Manchester United
Manchester United are launching a new alumni programme that will provide better opportunities for former academy players. Phil Noble/Reuters

Manchester United are renowned for having one of football's best academy set-ups with numerous players having gone on to have successful senior careers.

Now the club is doing its part to help those from its academy who were once released by the club and have not been able to reach their aspirations.

Stars such as Sir Bobby Charlton, David Beckham, Ryan Giggs, Paul Scholes, Paul Pogba and Marcus Rashford are some of the players to have been successfully developed through Manchester United's academy. Alejandro Garnacho, Hannibal Mejbri and Kobbie Mainoo are among the youth stars to have recently broken into the club's first team set-up.

However, the reality is not every prospect in the Manchester United youth set-up goes on to have a successful career and make it as a first-team player on the big stage. This can lead to many academy players struggling to find themselves the older they grow as senior football may not be working out for them as hoped.

More awareness has been brought to the support which youth footballers should receive when released by football clubs after former Manchester City youth player, Jeremy Wisten, committed suicide in 2020 after previously being released by the club. Wisten's father claimed that Manchester City did not adequately support his son after he picked up a serious knee injury in 2018 and did not help sufficiently with finding him a new club.

To help its former released youth players, Manchester United have now put forward a new alumni programme which will allow these players to come to the club's Carrington training ground and partake in training sessions and workshops. Eventually, a wider variety of activities will be implemented as part of the scheme.

The objective of this alumni scheme is to ensure these former academy players remain fit and sharp, so they have better chances of signing for a club and earning a professional contract. Also, the programme will provide the alumni with potential avenues to go down if and when they retire from playing football.

The first meet-up for the new programme took place last week at Carrington, with it being more of a soft launch, after having been in development for 18 months and then fast-tracked earlier this year. The alumni scheme is expected to be fully rolled out in early 2024 and there are set to be up to four meetups each year for the alumni to attend.

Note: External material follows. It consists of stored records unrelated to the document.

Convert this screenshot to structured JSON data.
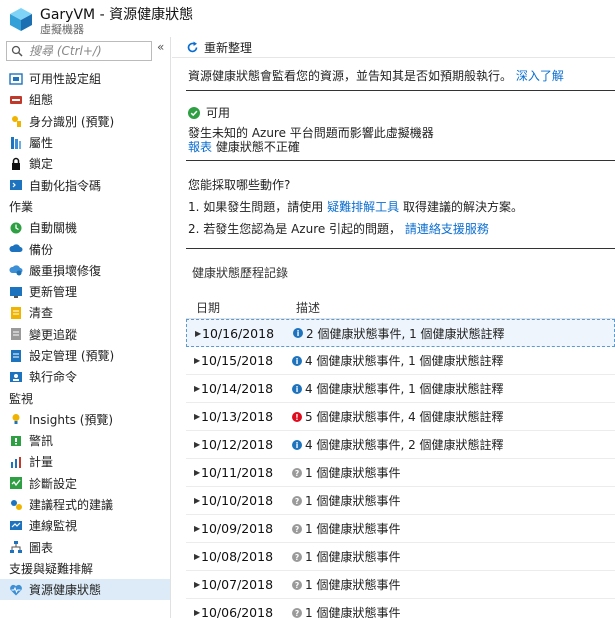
{
  "header": {
    "title": "GaryVM - 資源健康狀態",
    "subtitle": "虛擬機器"
  },
  "sidebar": {
    "search_placeholder": "搜尋 (Ctrl+/)",
    "collapse_label": "«",
    "items": [
      {
        "type": "item",
        "label": "可用性設定組",
        "icon": "availability-set-icon"
      },
      {
        "type": "item",
        "label": "組態",
        "icon": "configuration-icon"
      },
      {
        "type": "item",
        "label": "身分識別 (預覽)",
        "icon": "identity-icon"
      },
      {
        "type": "item",
        "label": "屬性",
        "icon": "properties-icon"
      },
      {
        "type": "item",
        "label": "鎖定",
        "icon": "lock-icon"
      },
      {
        "type": "item",
        "label": "自動化指令碼",
        "icon": "automation-script-icon"
      },
      {
        "type": "section",
        "label": "作業"
      },
      {
        "type": "item",
        "label": "自動關機",
        "icon": "auto-shutdown-icon"
      },
      {
        "type": "item",
        "label": "備份",
        "icon": "backup-icon"
      },
      {
        "type": "item",
        "label": "嚴重損壞修復",
        "icon": "disaster-recovery-icon"
      },
      {
        "type": "item",
        "label": "更新管理",
        "icon": "update-management-icon"
      },
      {
        "type": "item",
        "label": "清查",
        "icon": "inventory-icon"
      },
      {
        "type": "item",
        "label": "變更追蹤",
        "icon": "change-tracking-icon"
      },
      {
        "type": "item",
        "label": "設定管理 (預覽)",
        "icon": "config-management-icon"
      },
      {
        "type": "item",
        "label": "執行命令",
        "icon": "run-command-icon"
      },
      {
        "type": "section",
        "label": "監視"
      },
      {
        "type": "item",
        "label": "Insights (預覽)",
        "icon": "insights-icon"
      },
      {
        "type": "item",
        "label": "警訊",
        "icon": "alerts-icon"
      },
      {
        "type": "item",
        "label": "計量",
        "icon": "metrics-icon"
      },
      {
        "type": "item",
        "label": "診斷設定",
        "icon": "diagnostics-icon"
      },
      {
        "type": "item",
        "label": "建議程式的建議",
        "icon": "advisor-icon"
      },
      {
        "type": "item",
        "label": "連線監視",
        "icon": "connection-monitor-icon"
      },
      {
        "type": "item",
        "label": "圖表",
        "icon": "diagram-icon"
      },
      {
        "type": "section",
        "label": "支援與疑難排解"
      },
      {
        "type": "item",
        "label": "資源健康狀態",
        "icon": "resource-health-icon",
        "active": true
      }
    ]
  },
  "main": {
    "refresh_label": "重新整理",
    "intro_text": "資源健康狀態會監看您的資源，並告知其是否如預期般執行。",
    "intro_link": "深入了解",
    "status_label": "可用",
    "status_desc": "發生未知的 Azure 平台問題而影響此虛擬機器",
    "report_link": "報表",
    "report_text": "健康狀態不正確",
    "question": "您能採取哪些動作?",
    "step1_prefix": "1. 如果發生問題，請使用",
    "step1_link": "疑難排解工具",
    "step1_suffix": "取得建議的解決方案。",
    "step2_prefix": "2. 若發生您認為是 Azure 引起的問題，",
    "step2_link": "請連絡支援服務",
    "history_title": "健康狀態歷程記錄",
    "col_date": "日期",
    "col_desc": "描述",
    "rows": [
      {
        "date": "10/16/2018",
        "icon": "info",
        "desc": "2 個健康狀態事件, 1 個健康狀態註釋",
        "selected": true
      },
      {
        "date": "10/15/2018",
        "icon": "info",
        "desc": "4 個健康狀態事件, 1 個健康狀態註釋"
      },
      {
        "date": "10/14/2018",
        "icon": "info",
        "desc": "4 個健康狀態事件, 1 個健康狀態註釋"
      },
      {
        "date": "10/13/2018",
        "icon": "error",
        "desc": "5 個健康狀態事件, 4 個健康狀態註釋"
      },
      {
        "date": "10/12/2018",
        "icon": "info",
        "desc": "4 個健康狀態事件, 2 個健康狀態註釋"
      },
      {
        "date": "10/11/2018",
        "icon": "unknown",
        "desc": "1 個健康狀態事件"
      },
      {
        "date": "10/10/2018",
        "icon": "unknown",
        "desc": "1 個健康狀態事件"
      },
      {
        "date": "10/09/2018",
        "icon": "unknown",
        "desc": "1 個健康狀態事件"
      },
      {
        "date": "10/08/2018",
        "icon": "unknown",
        "desc": "1 個健康狀態事件"
      },
      {
        "date": "10/07/2018",
        "icon": "unknown",
        "desc": "1 個健康狀態事件"
      },
      {
        "date": "10/06/2018",
        "icon": "unknown",
        "desc": "1 個健康狀態事件"
      }
    ]
  },
  "colors": {
    "link": "#0a6ed1",
    "ok": "#2ea043",
    "info": "#1e73be",
    "error": "#e00b1c",
    "unknown": "#9a9a9a",
    "active_bg": "#dcebf7"
  }
}
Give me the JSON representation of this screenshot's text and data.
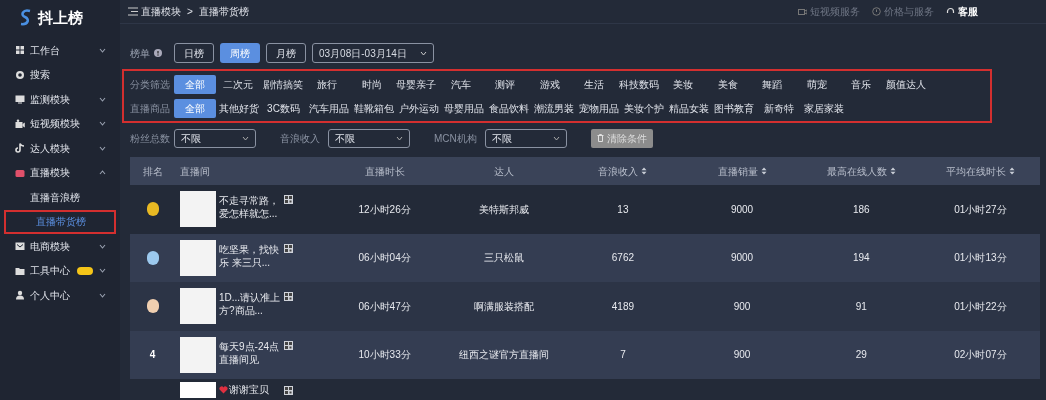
{
  "logo": {
    "text": "抖上榜"
  },
  "breadcrumb": [
    "直播模块",
    "直播带货榜"
  ],
  "breadcrumb_separator": ">",
  "top_links": [
    {
      "label": "短视频服务",
      "selected": false
    },
    {
      "label": "价格与服务",
      "selected": false
    },
    {
      "label": "客服",
      "selected": true
    }
  ],
  "sidebar": {
    "items": [
      {
        "label": "工作台",
        "expandable": true,
        "expanded": false,
        "badge": false
      },
      {
        "label": "搜索",
        "expandable": false,
        "badge": false
      },
      {
        "label": "监测模块",
        "expandable": true,
        "expanded": false,
        "badge": false
      },
      {
        "label": "短视频模块",
        "expandable": true,
        "expanded": false,
        "badge": false
      },
      {
        "label": "达人模块",
        "expandable": true,
        "expanded": false,
        "badge": false
      },
      {
        "label": "直播模块",
        "expandable": true,
        "expanded": true,
        "badge": false,
        "children": [
          {
            "label": "直播音浪榜",
            "selected": false
          },
          {
            "label": "直播带货榜",
            "selected": true
          }
        ]
      },
      {
        "label": "电商模块",
        "expandable": true,
        "expanded": false,
        "badge": false
      },
      {
        "label": "工具中心",
        "expandable": true,
        "expanded": false,
        "badge": true
      },
      {
        "label": "个人中心",
        "expandable": true,
        "expanded": false,
        "badge": false
      }
    ]
  },
  "ranking": {
    "label": "榜单",
    "periods": [
      {
        "label": "日榜",
        "selected": false
      },
      {
        "label": "周榜",
        "selected": true
      },
      {
        "label": "月榜",
        "selected": false
      }
    ],
    "date_range": "03月08日-03月14日"
  },
  "category_filter": {
    "label": "分类筛选",
    "options": [
      {
        "label": "全部",
        "selected": true
      },
      {
        "label": "二次元",
        "selected": false
      },
      {
        "label": "剧情搞笑",
        "selected": false
      },
      {
        "label": "旅行",
        "selected": false
      },
      {
        "label": "时尚",
        "selected": false
      },
      {
        "label": "母婴亲子",
        "selected": false
      },
      {
        "label": "汽车",
        "selected": false
      },
      {
        "label": "测评",
        "selected": false
      },
      {
        "label": "游戏",
        "selected": false
      },
      {
        "label": "生活",
        "selected": false
      },
      {
        "label": "科技数码",
        "selected": false
      },
      {
        "label": "美妆",
        "selected": false
      },
      {
        "label": "美食",
        "selected": false
      },
      {
        "label": "舞蹈",
        "selected": false
      },
      {
        "label": "萌宠",
        "selected": false
      },
      {
        "label": "音乐",
        "selected": false
      },
      {
        "label": "颜值达人",
        "selected": false
      }
    ]
  },
  "goods_filter": {
    "label": "直播商品",
    "options": [
      {
        "label": "全部",
        "selected": true
      },
      {
        "label": "其他好货",
        "selected": false
      },
      {
        "label": "3C数码",
        "selected": false
      },
      {
        "label": "汽车用品",
        "selected": false
      },
      {
        "label": "鞋靴箱包",
        "selected": false
      },
      {
        "label": "户外运动",
        "selected": false
      },
      {
        "label": "母婴用品",
        "selected": false
      },
      {
        "label": "食品饮料",
        "selected": false
      },
      {
        "label": "潮流男装",
        "selected": false
      },
      {
        "label": "宠物用品",
        "selected": false
      },
      {
        "label": "美妆个护",
        "selected": false
      },
      {
        "label": "精品女装",
        "selected": false
      },
      {
        "label": "图书教育",
        "selected": false
      },
      {
        "label": "新奇特",
        "selected": false
      },
      {
        "label": "家居家装",
        "selected": false
      }
    ]
  },
  "dropdown_filters": [
    {
      "label": "粉丝总数",
      "value": "不限"
    },
    {
      "label": "音浪收入",
      "value": "不限"
    },
    {
      "label": "MCN机构",
      "value": "不限"
    }
  ],
  "clear_button": {
    "label": "清除条件",
    "disabled": true
  },
  "table": {
    "columns": [
      {
        "label": "排名",
        "sortable": false
      },
      {
        "label": "直播间",
        "sortable": false
      },
      {
        "label": "直播时长",
        "sortable": false
      },
      {
        "label": "达人",
        "sortable": false
      },
      {
        "label": "音浪收入",
        "sortable": true
      },
      {
        "label": "直播销量",
        "sortable": true
      },
      {
        "label": "最高在线人数",
        "sortable": true
      },
      {
        "label": "平均在线时长",
        "sortable": true
      }
    ],
    "rows": [
      {
        "medal": true,
        "color": "#e8b923",
        "title": "不走寻常路，爱怎样就怎...",
        "duration": "12小时26分",
        "streamer": "美特斯邦威",
        "income": "13",
        "sales": "9000",
        "peak_viewers": "186",
        "avg_watch": "01小时27分"
      },
      {
        "medal": true,
        "color": "#9cc9ee",
        "title": "吃坚果，找快乐 来三只...",
        "duration": "06小时04分",
        "streamer": "三只松鼠",
        "income": "6762",
        "sales": "9000",
        "peak_viewers": "194",
        "avg_watch": "01小时13分"
      },
      {
        "medal": true,
        "color": "#f0cfb0",
        "title": "1D...请认准上方?商品...",
        "duration": "06小时47分",
        "streamer": "啊满服装搭配",
        "income": "4189",
        "sales": "900",
        "peak_viewers": "91",
        "avg_watch": "01小时22分"
      },
      {
        "medal": false,
        "rank": "4",
        "title": "每天9点-24点直播间见",
        "duration": "10小时33分",
        "streamer": "纽西之谜官方直播间",
        "income": "7",
        "sales": "900",
        "peak_viewers": "29",
        "avg_watch": "02小时07分"
      },
      {
        "medal": false,
        "title": "谢谢宝贝",
        "title_heart": true
      }
    ]
  }
}
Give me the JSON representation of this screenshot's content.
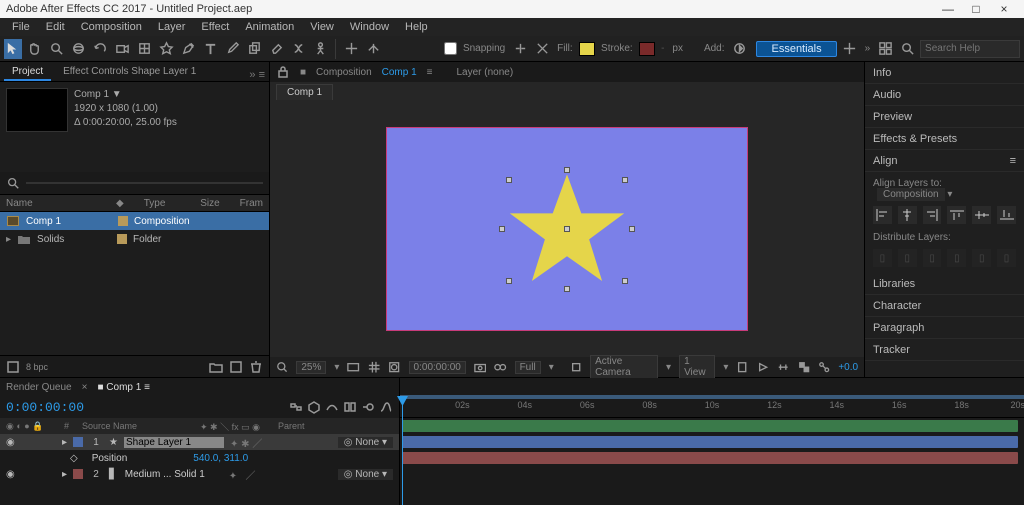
{
  "titlebar": {
    "title": "Adobe After Effects CC 2017 - Untitled Project.aep"
  },
  "menu": {
    "file": "File",
    "edit": "Edit",
    "composition": "Composition",
    "layer": "Layer",
    "effect": "Effect",
    "animation": "Animation",
    "view": "View",
    "window": "Window",
    "help": "Help"
  },
  "toolbar": {
    "snapping": "Snapping",
    "fill": "Fill:",
    "stroke": "Stroke:",
    "px": "px",
    "add": "Add:",
    "workspace": "Essentials",
    "search_ph": "Search Help",
    "fill_color": "#e5d54a",
    "stroke_color": "#7a2a2a"
  },
  "project": {
    "tab": "Project",
    "fx_tab": "Effect Controls Shape Layer 1",
    "comp_name": "Comp 1 ▼",
    "res": "1920 x 1080 (1.00)",
    "dur": "Δ 0:00:20:00, 25.00 fps",
    "cols": {
      "name": "Name",
      "type": "Type",
      "size": "Size",
      "fram": "Fram"
    },
    "items": [
      {
        "name": "Comp 1",
        "type": "Composition",
        "sel": true,
        "folder": false
      },
      {
        "name": "Solids",
        "type": "Folder",
        "sel": false,
        "folder": true
      }
    ],
    "bpc": "8 bpc"
  },
  "composition": {
    "panel_label": "Composition",
    "comp_link": "Comp 1",
    "layer_label": "Layer (none)",
    "tab": "Comp 1",
    "bg": "#7b80e8",
    "star_fill": "#e5d54a"
  },
  "viewer_footer": {
    "zoom": "25%",
    "tc": "0:00:00:00",
    "quality": "Full",
    "camera": "Active Camera",
    "views": "1 View",
    "exposure": "+0.0"
  },
  "right_panels": {
    "info": "Info",
    "audio": "Audio",
    "preview": "Preview",
    "fx": "Effects & Presets",
    "align": "Align",
    "align_to_lbl": "Align Layers to:",
    "align_to": "Composition",
    "dist": "Distribute Layers:",
    "libraries": "Libraries",
    "character": "Character",
    "paragraph": "Paragraph",
    "tracker": "Tracker"
  },
  "timeline": {
    "rq_tab": "Render Queue",
    "comp_tab": "Comp 1",
    "timecode": "0:00:00:00",
    "cols": {
      "src": "Source Name",
      "parent": "Parent"
    },
    "layers": [
      {
        "n": "1",
        "name": "Shape Layer 1",
        "parent": "None",
        "color": "#4a6aa8",
        "bar": "#3a7a4a",
        "sel": true,
        "prop": "Position",
        "val": "540.0, 311.0"
      },
      {
        "n": "2",
        "name": "Medium ... Solid 1",
        "parent": "None",
        "color": "#8a4a4a",
        "bar": "#8a4a4a",
        "sel": false
      }
    ],
    "ruler": [
      "02s",
      "04s",
      "06s",
      "08s",
      "10s",
      "12s",
      "14s",
      "16s",
      "18s",
      "20s"
    ]
  }
}
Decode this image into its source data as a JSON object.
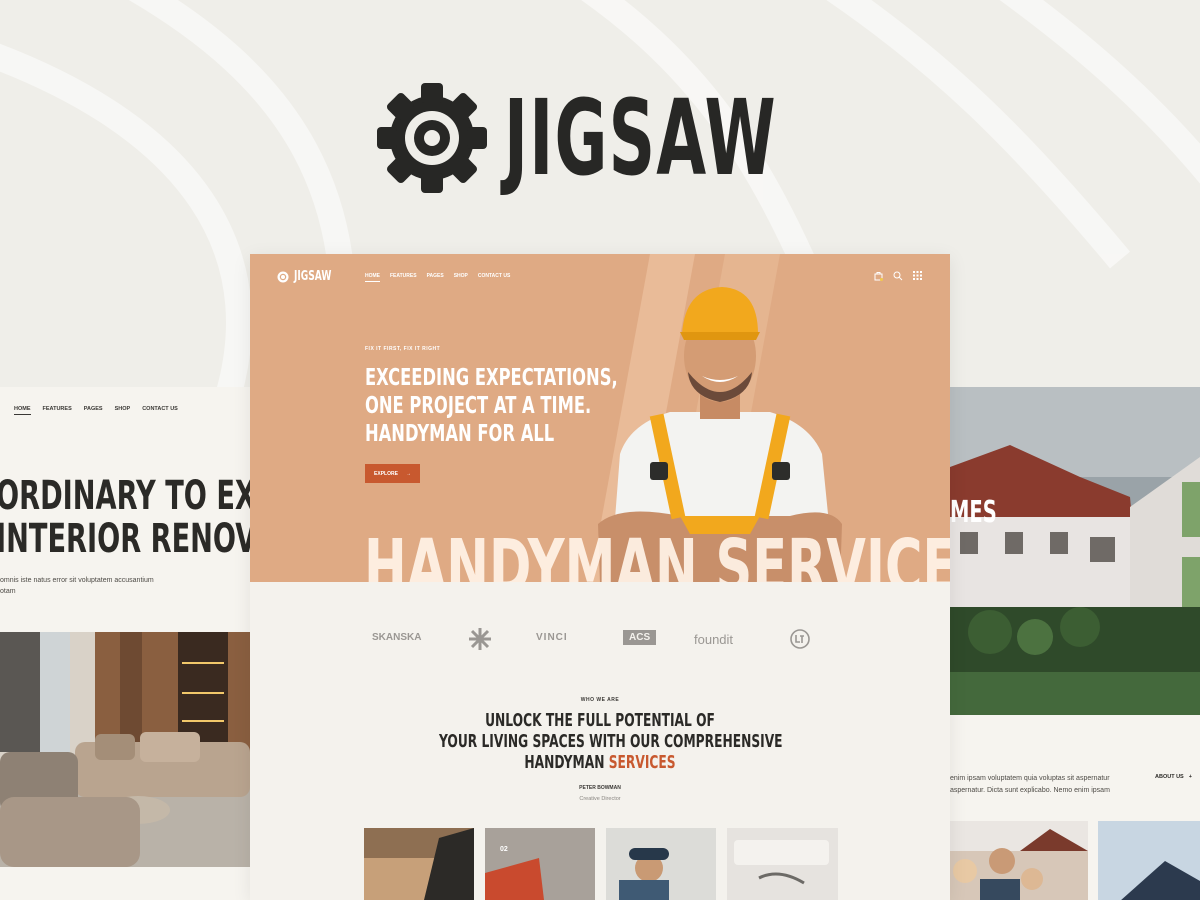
{
  "brand": {
    "name": "JIGSAW",
    "icon": "saw-blade-icon"
  },
  "left_preview": {
    "nav": [
      "HOME",
      "FEATURES",
      "PAGES",
      "SHOP",
      "CONTACT US"
    ],
    "headline": [
      "ORDINARY TO EXTRAC",
      "INTERIOR RENOVATIO"
    ],
    "body": [
      "omnis iste natus error sit voluptatem accusantium",
      "otam"
    ]
  },
  "main": {
    "logo": "JIGSAW",
    "nav": [
      "HOME",
      "FEATURES",
      "PAGES",
      "SHOP",
      "CONTACT US"
    ],
    "icons": [
      "cart-icon",
      "search-icon",
      "grid-menu-icon"
    ],
    "eyebrow": "FIX IT FIRST, FIX IT RIGHT",
    "hero_title": [
      "EXCEEDING EXPECTATIONS,",
      "ONE PROJECT AT A TIME.",
      "HANDYMAN FOR ALL"
    ],
    "explore_label": "EXPLORE",
    "hero_big_text": "HANDYMAN SERVICES",
    "partners": [
      "SKANSKA",
      "VINCI",
      "ACS",
      "foundit"
    ],
    "who_label": "WHO WE ARE",
    "intro_line1": "UNLOCK THE FULL POTENTIAL OF",
    "intro_line2": "YOUR LIVING SPACES WITH OUR COMPREHENSIVE",
    "intro_line3_a": "HANDYMAN",
    "intro_line3_b": "SERVICES",
    "author_name": "PETER BOWMAN",
    "author_role": "Creative Director",
    "tile_number": "02"
  },
  "right_preview": {
    "overlay_text": "MES",
    "body": [
      "enim ipsam voluptatem quia voluptas sit aspernatur",
      "aspernatur. Dicta sunt explicabo. Nemo enim ipsam"
    ],
    "link_label": "ABOUT US"
  },
  "colors": {
    "hero": "#dfaa84",
    "accent": "#c8592f",
    "dark": "#272725",
    "background": "#efeee9"
  }
}
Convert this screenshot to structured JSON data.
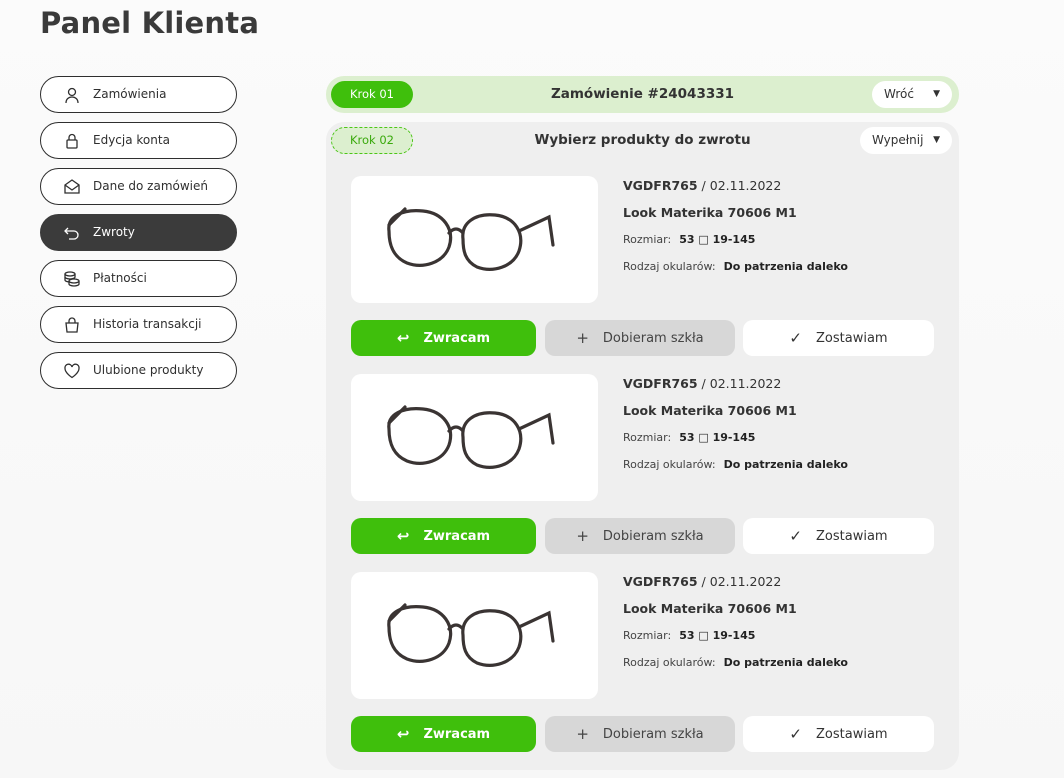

Roughly 225 former youth players are set to be eligible for Manchester United's alumni scheme with the criteria being that they must have left the club in 2012, been registered at the club for at least five years and been at the club since the age of 15.

Among the group of ex-academy players attending the first alumni scheme meet-up was former captain of Manchester United's FA Youth Cup-winning team from 2011, Tom Thorpe. The defender starred alongside Pogba, Jesse Lingard, Sam Johnstone and Michael Keane in that FA Youth Cup success.

After being released by Manchester United in 2015, Thorpe played for numerous lower-division teams in England before going to play for the Indian side, ATK, in 2017. After leaving ATK in 2018, Thorpe remained without a club for five years due to battling depression.

The defender told BBC Sport how he felt during that period, saying: "I was at rock bottom. With depression, there is no light. There's nothing. It's a case of complete shutdown. Apart from my parents and, eventually, my girlfriend, no one knew."

Thorpe believes the alumni scheme Manchester United have set up will be a real positive for himself and others.

He stated: "It's good to be able to speak to people who have had similar experiences. It's difficult when you think about the amount of players who go through an academy, but if there is a way of touching base with someone who has left or who is perhaps struggling to find a club to ask how they're getting on, it's such a big thing."

Thorpe now plays for Northern Premier League side, Stalybridge Celtic, and recently suffered a serious knee injury whilst playing for them, so he was unable to train during the alumni meet. Other ex-Manchester United youth stars including Callum Gribbin, who is also recovering from a serious knee injury, and Ro-Shaun Williams were in attendance at the alumni meet-up.

Manchester United's Head of Academy, Nick Cox, touched on the necessity of young footballers being looked after. He said: "This isn't just about us helping the boys. It is about them helping each other. When you work with young people in football you have a great responsibility to continually look at the way you behave to make sure you are doing everything in your power to care for them appropriately."

Manchester United plan for the alumni scheme to be a network which the former academy players can always access whenever they are in need of any assistance. This is as the club looks to set a standard for what football clubs should be doing in looking out for their alumni and leading them on the right path after being released.